Dans une nouvelle écrite dans les années 1950, le maître de la science-fiction Isaac Asimov imagine un nouveau genre de système politique dans lequel un ordinateur géant a la faculté de calculer la tendance de l’opinion à partir de millions de paramètres et de désigner un seul électeur – le plus représentatif de tous – qui a le pouvoir d’élire le prochain président.
Nous sommes encore loin d’un tel système, puisque les sondages sont réalisés généralement sur la base d’un «échantillon représentatif» de 1 000 personnes environ.

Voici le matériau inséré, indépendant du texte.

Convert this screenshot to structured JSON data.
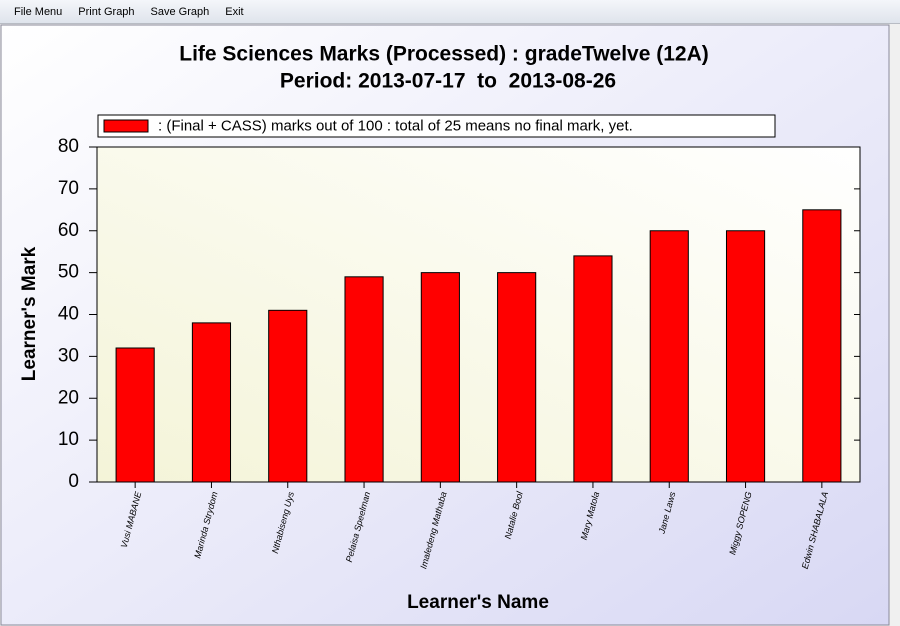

Mais la puissance de ces prédictions n’en est pas moins exorbitante. Qu’on en juge au poids des sondages dans notre démocratie. En amont de l’élection, les sondages sont de formidables propulseurs de candidatures et on leur connaît désormais cet incroyable pouvoir de faire émerger des candidats dont la crédibilité électorale ne tient qu’à leur score virtuel, lui-même incroyable. Au moment de l’élection évidemment avec cet incontournable «vote utile»… l’utilité en question n’ayant d’autre instrument de mesure que le baromètre établi par les instituts de sondage. Certains prêtent même aujourd’hui aux sondages la faculté d’inspirer le retrait d’un candidat au profit d’un autre ! Le danger est grand dès lors, soit que la prophétie devienne auto-réalisatrice au détriment d’une pleine et entière liberté de choix des électeurs, soit que les sondages se trompent et qu’ils faussent le calcul des citoyens.
Prétendu caractère scientifique
Un tel pouvoir donne le tournis et l’on serait en droit d’attendre que l’activité sondagière soit particulièrement encadrée par la loi. Que soient par exemple connues les méthodes de calcul, qui à partir de «résultats bruts» permettent d’en arriver aux «résultats nets» au prix d’ajustements dont on espère qu’ils ne sont pas purement arbitraires. Las ! Présentant leur activité comme «scientifique», les instituts refusent de rendre public ce qui constitue à leurs yeux des «secrets de fabrication». Le seul contrôle prévu est exercé par une Commission des sondages atone, que l’on n’entend jamais et dont, à vrai dire, peu de citoyens connaissent ne serait-ce que l’existence.
Un encadrement légal plus strict apparaît à cet égard tout à la fois démocratiquement nécessaire et juridiquement possible. D’une manière générale, toutes les informations concernant les méthodes utilisées devraient être rendues publiques afin que leur prétendu caractère scientifique puisse être soumis à la critique de la communauté scientifique, comme c’est le cas de tous les travaux qui se parent des vertus de l’objectivité et de la rigueur.
Critères évanescents
Mais c’est avant tout en période électorale que la loi aurait vocation à mieux encadrer cette activité. A cet égard, une proposition a été formulée qui consisterait à interdire les sondages deux mois avant l’élection. Outre que cette mesure aurait pour effet de cristalliser l’opinion à ce moment précis, ce type d’interdiction se heurterait tout à la fois à la liberté d’entreprendre et à la liberté de la presse, qui ont valeur constitutionnelle.
Une autre voie semble pourtant envisageable : celle d’une interdiction relative où ne seraient prohibés durant cette période que les sondages portant sur les personnes pour ne conserver que ceux portant sur les propositions. Ainsi, le pouvoir d’influence des instituts de sondages serait-il contenu au moment où il est le plus évidemment palpable. Ainsi pourrions-nous échapper à cette période assez malsaine de la vie politique où notre attention est focalisée sur les courbes de popularité fluctuant au gré de critères évanescents. Sans oublier qu’une telle mesure aurait au demeurant pour effet secondaire mais vertueux d’inciter les électeurs à s’intéresser davantage au contenu des programmes qu’à la personne des candidats.